Dennis Shields of Captain Cook on the Big Island was one of the first to register for Hawai'i's medical-marijuana program. He sees no reason to stop using marijuana to ease his chronic pain.

"The ruling is a shot across the bow but I don't think it delivered a fatal wound," he said.

U.S. Attorney Elliott Enoki and Ted Sakai, director of the state Department of Public Safety that implements Hawai'i's medical marijuana program, were less certain of the ruling's ramifications.

The 187 people registered with the Department of Public Safety are safe from state prosecution, Sakai said. "But we've told them from the very beginning that they could be prosecuted under federal law. They've always known that."

Enoki wants to consult with others in the Justice Department because "it appears to me that it is not entirely resolved." Until then, he said, the registered medical marijuana users are "free to read the opinion themselves and get legal advice."

The case centered on the Oakland Cannabis Buyers' Cooperative, one of several cannabis clubs that sprang up after California voters approved a referendum in 1996 permitting people with notes from their doctors to use marijuana.

The Justice Department asked Federal Judge Charles Breyer to issue an injunction closing the Buyers' Cooperative — which he did in 1998. Breyer is the brother of Justice Stephen G. Breyer, who recused himself when the case came to the Supreme Court.

The cooperative appealed to the Ninth Circuit Court of Appeals, which ordered Charles Breyer to rewrite his order to permit the cooperative to continue distributing marijuana to those who could prove that it was a "medical necessity."

Arguing that this could create a massive loophole in federal drug laws, the Clinton administration appealed to the Supreme Court, which issued its own order last August keeping the cooperative shut until it could decide the case.

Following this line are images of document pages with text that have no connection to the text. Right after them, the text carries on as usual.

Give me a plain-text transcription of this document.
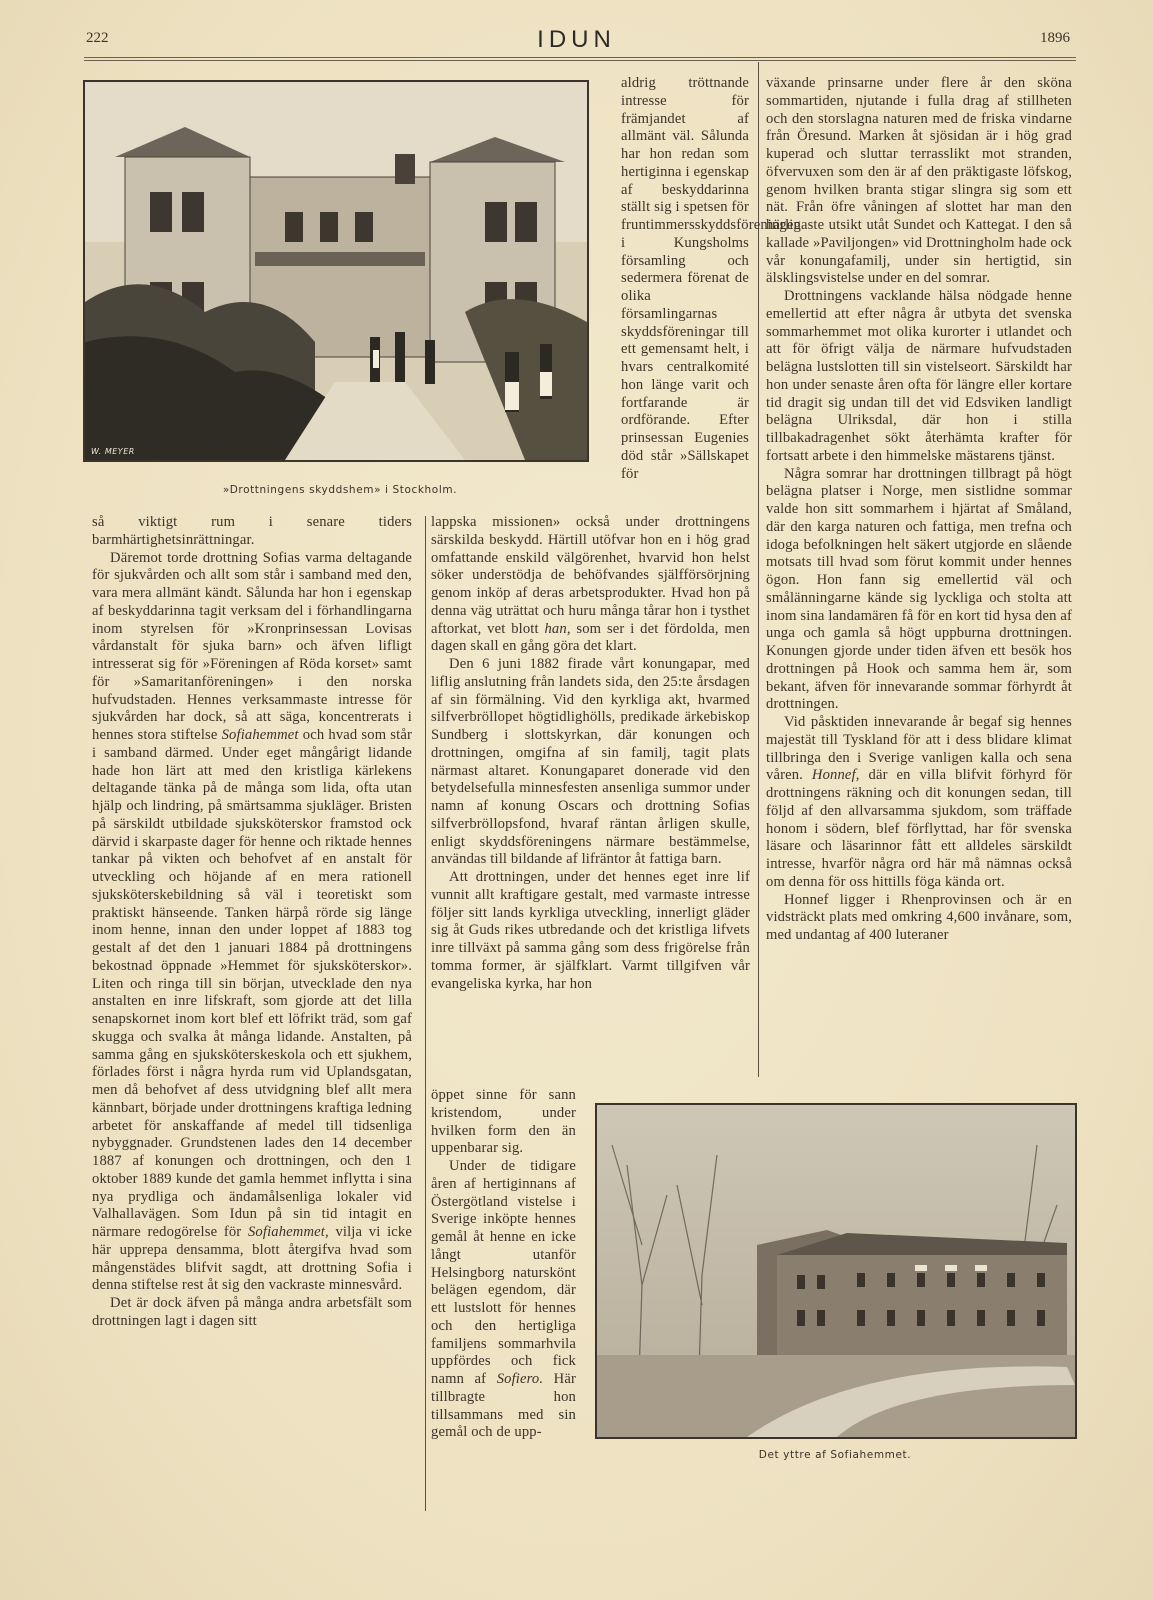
222	IDUN	1896
W. MEYER
»Drottningens skyddshem» i Stockholm.

så viktigt rum i senare tiders barmhärtighetsinrättningar.

Däremot torde drottning Sofias varma deltagande för sjukvården och allt som står i samband med den, vara mera allmänt kändt. Sålunda har hon i egenskap af beskyddarinna tagit verksam del i förhandlingarna inom styrelsen för »Kronprinsessan Lovisas vårdanstalt för sjuka barn» och äfven lifligt intresserat sig för »Föreningen af Röda korset» samt för »Samaritanföreningen» i den norska hufvudstaden. Hennes verksammaste intresse för sjukvården har dock, så att säga, koncentrerats i hennes stora stiftelse Sofiahemmet och hvad som står i samband därmed. Under eget mångårigt lidande hade hon lärt att med den kristliga kärlekens deltagande tänka på de många som lida, ofta utan hjälp och lindring, på smärtsamma sjukläger. Bristen på särskildt utbildade sjuksköterskor framstod ock därvid i skarpaste dager för henne och riktade hennes tankar på vikten och behofvet af en anstalt för utveckling och höjande af en mera rationell sjuksköterskebildning så väl i teoretiskt som praktiskt hänseende. Tanken härpå rörde sig länge inom henne, innan den under loppet af 1883 tog gestalt af det den 1 januari 1884 på drottningens bekostnad öppnade »Hemmet för sjuksköterskor». Liten och ringa till sin början, utvecklade den nya anstalten en inre lifskraft, som gjorde att det lilla senapskornet inom kort blef ett löfrikt träd, som gaf skugga och svalka åt många lidande. Anstalten, på samma gång en sjuksköterskeskola och ett sjukhem, förlades först i några hyrda rum vid Uplandsgatan, men då behofvet af dess utvidgning blef allt mera kännbart, började under drottningens kraftiga ledning arbetet för anskaffande af medel till tidsenliga nybyggnader. Grundstenen lades den 14 december 1887 af konungen och drottningen, och den 1 oktober 1889 kunde det gamla hemmet inflytta i sina nya prydliga och ändamålsenliga lokaler vid Valhallavägen. Som Idun på sin tid intagit en närmare redogörelse för Sofiahemmet, vilja vi icke här upprepa densamma, blott återgifva hvad som mångenstädes blifvit sagdt, att drottning Sofia i denna stiftelse rest åt sig den vackraste minnesvård.

Det är dock äfven på många andra arbetsfält som drottningen lagt i dagen sitt

aldrig tröttnande intresse för främjandet af allmänt väl. Sålunda har hon redan som hertiginna i egenskap af beskyddarinna ställt sig i spetsen för fruntimmersskyddsföreningen i Kungsholms församling och sedermera förenat de olika församlingarnas skyddsföreningar till ett gemensamt helt, i hvars centralkomité hon länge varit och fortfarande är ordförande. Efter prinsessan Eugenies död står »Sällskapet för

lappska missionen» också under drottningens särskilda beskydd. Härtill utöfvar hon en i hög grad omfattande enskild välgörenhet, hvarvid hon helst söker understödja de behöfvandes själfförsörjning genom inköp af deras arbetsprodukter. Hvad hon på denna väg uträttat och huru många tårar hon i tysthet aftorkat, vet blott han, som ser i det fördolda, men dagen skall en gång göra det klart.

Den 6 juni 1882 firade vårt konungapar, med liflig anslutning från landets sida, den 25:te årsdagen af sin förmälning. Vid den kyrkliga akt, hvarmed silfverbröllopet högtidlighölls, predikade ärkebiskop Sundberg i slottskyrkan, där konungen och drottningen, omgifna af sin familj, tagit plats närmast altaret. Konungaparet donerade vid den betydelsefulla minnesfesten ansenliga summor under namn af konung Oscars och drottning Sofias silfverbröllopsfond, hvaraf räntan årligen skulle, enligt skyddsföreningens närmare bestämmelse, användas till bildande af lifräntor åt fattiga barn.

Att drottningen, under det hennes eget inre lif vunnit allt kraftigare gestalt, med varmaste intresse följer sitt lands kyrkliga utveckling, innerligt gläder sig åt Guds rikes utbredande och det kristliga lifvets inre tillväxt på samma gång som dess frigörelse från tomma former, är själfklart. Varmt tillgifven vår evangeliska kyrka, har hon

öppet sinne för sann kristendom, under hvilken form den än uppenbarar sig.

Under de tidigare åren af hertiginnans af Östergötland vistelse i Sverige inköpte hennes gemål åt henne en icke långt utanför Helsingborg naturskönt belägen egendom, där ett lustslott för hennes och den hertigliga familjens sommarhvila uppfördes och fick namn af Sofiero. Här tillbragte hon tillsammans med sin gemål och de upp-

växande prinsarne under flere år den sköna sommartiden, njutande i fulla drag af stillheten och den storslagna naturen med de friska vindarne från Öresund. Marken åt sjösidan är i hög grad kuperad och sluttar terrasslikt mot stranden, öfvervuxen som den är af den präktigaste löfskog, genom hvilken branta stigar slingra sig som ett nät. Från öfre våningen af slottet har man den härligaste utsikt utåt Sundet och Kattegat. I den så kallade »Paviljongen» vid Drottningholm hade ock vår konungafamilj, under sin hertigtid, sin älsklingsvistelse under en del somrar.

Drottningens vacklande hälsa nödgade henne emellertid att efter några år utbyta det svenska sommarhemmet mot olika kurorter i utlandet och att för öfrigt välja de närmare hufvudstaden belägna lustslotten till sin vistelseort. Särskildt har hon under senaste åren ofta för längre eller kortare tid dragit sig undan till det vid Edsviken landligt belägna Ulriksdal, där hon i stilla tillbakadragenhet sökt återhämta krafter för fortsatt arbete i den himmelske mästarens tjänst.

Några somrar har drottningen tillbragt på högt belägna platser i Norge, men sistlidne sommar valde hon sitt sommarhem i hjärtat af Småland, där den karga naturen och fattiga, men trefna och idoga befolkningen helt säkert utgjorde en slående motsats till hvad som förut kommit under hennes ögon. Hon fann sig emellertid väl och smålänningarne kände sig lyckliga och stolta att inom sina landamären få för en kort tid hysa den af unga och gamla så högt uppburna drottningen. Konungen gjorde under tiden äfven ett besök hos drottningen på Hook och samma hem är, som bekant, äfven för innevarande sommar förhyrdt åt drottningen.

Vid påsktiden innevarande år begaf sig hennes majestät till Tyskland för att i dess blidare klimat tillbringa den i Sverige vanligen kalla och sena våren. Honnef, där en villa blifvit förhyrd för drottningens räkning och dit konungen sedan, till följd af den allvarsamma sjukdom, som träffade honom i södern, blef förflyttad, har för svenska läsare och läsarinnor fått ett alldeles särskildt intresse, hvarför några ord här må nämnas också om denna för oss hittills föga kända ort.

Honnef ligger i Rhenprovinsen och är en vidsträckt plats med omkring 4,600 invånare, som, med undantag af 400 luteraner

Det yttre af Sofiahemmet.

In a concurring opinion yesterday, Justice John Paul Stevens, joined by Justices David H. Souter and Ruth Bader Ginsburg, agreed with Thomas' opinion but expressed concern that it may have been too sweeping.

"Most notably, whether the (medical necessity) defense might be available to a seriously ill patient for whom there is no other means of avoiding starvation or extraordinary suffering is a difficult issue that is not presented here," Stevens wrote.

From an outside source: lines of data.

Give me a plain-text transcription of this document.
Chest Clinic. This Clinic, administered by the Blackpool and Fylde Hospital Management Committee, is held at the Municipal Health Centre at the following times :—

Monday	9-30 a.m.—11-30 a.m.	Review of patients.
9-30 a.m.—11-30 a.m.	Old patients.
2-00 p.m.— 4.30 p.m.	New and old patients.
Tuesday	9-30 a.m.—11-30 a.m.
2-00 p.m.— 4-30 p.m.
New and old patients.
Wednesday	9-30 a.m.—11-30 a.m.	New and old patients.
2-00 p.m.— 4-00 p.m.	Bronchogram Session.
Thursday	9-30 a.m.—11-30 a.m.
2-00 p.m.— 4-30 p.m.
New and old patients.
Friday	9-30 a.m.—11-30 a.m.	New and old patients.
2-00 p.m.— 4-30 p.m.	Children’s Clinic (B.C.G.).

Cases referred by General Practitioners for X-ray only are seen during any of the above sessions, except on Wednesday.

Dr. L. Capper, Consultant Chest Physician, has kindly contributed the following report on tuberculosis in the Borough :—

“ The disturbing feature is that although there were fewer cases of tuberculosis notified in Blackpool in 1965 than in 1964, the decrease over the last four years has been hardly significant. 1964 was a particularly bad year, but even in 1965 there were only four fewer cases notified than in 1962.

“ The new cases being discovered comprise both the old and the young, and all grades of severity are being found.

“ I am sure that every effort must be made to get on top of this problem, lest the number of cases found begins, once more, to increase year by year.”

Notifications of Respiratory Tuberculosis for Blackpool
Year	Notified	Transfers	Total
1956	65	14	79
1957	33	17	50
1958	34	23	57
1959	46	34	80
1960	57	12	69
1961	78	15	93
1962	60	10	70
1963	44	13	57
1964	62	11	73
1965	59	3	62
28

In addition, Stevens said, "The overbroad language of the Court's opinion is especially unfortunate given the importance of showing respect for the sovereign states that comprise our Federal Union."

"We share Justice Stevens's concern," Thomas replied. "However ... because federal courts interpret, rather than author, the federal criminal code, we are not at liberty to rewrite it."

Don Topping, president of the Drug Policy Forum of Hawai'i, believes the court's ruling will merely keep the informal supply of medical marijuana underground.

"I definitely see it as a boon to the black market," he said. "Without some kind of buyers club here, I'm sure they're cheering and having parties. It's definitely a victory for them."

The ruling also could push some toward Roger Christie's Religion of Jesus Church and the Hawai'i Cannabis Ministry he runs on the Big Island with Jonathan Adler. Christie and Adler have provided marijuana to hundreds of people wanting it for medical reasons in the last three years, often for free.

They believe that more patients will turn to them under the protection of religious freedom.

"The Supreme Court decision knocks out cannabis clubs but will be a great big boost for our ministries to provide the healing herb that people so desperately need," Christie said. "We expect a giant blessing from this decision."

Advertiser wire services contributed to this report.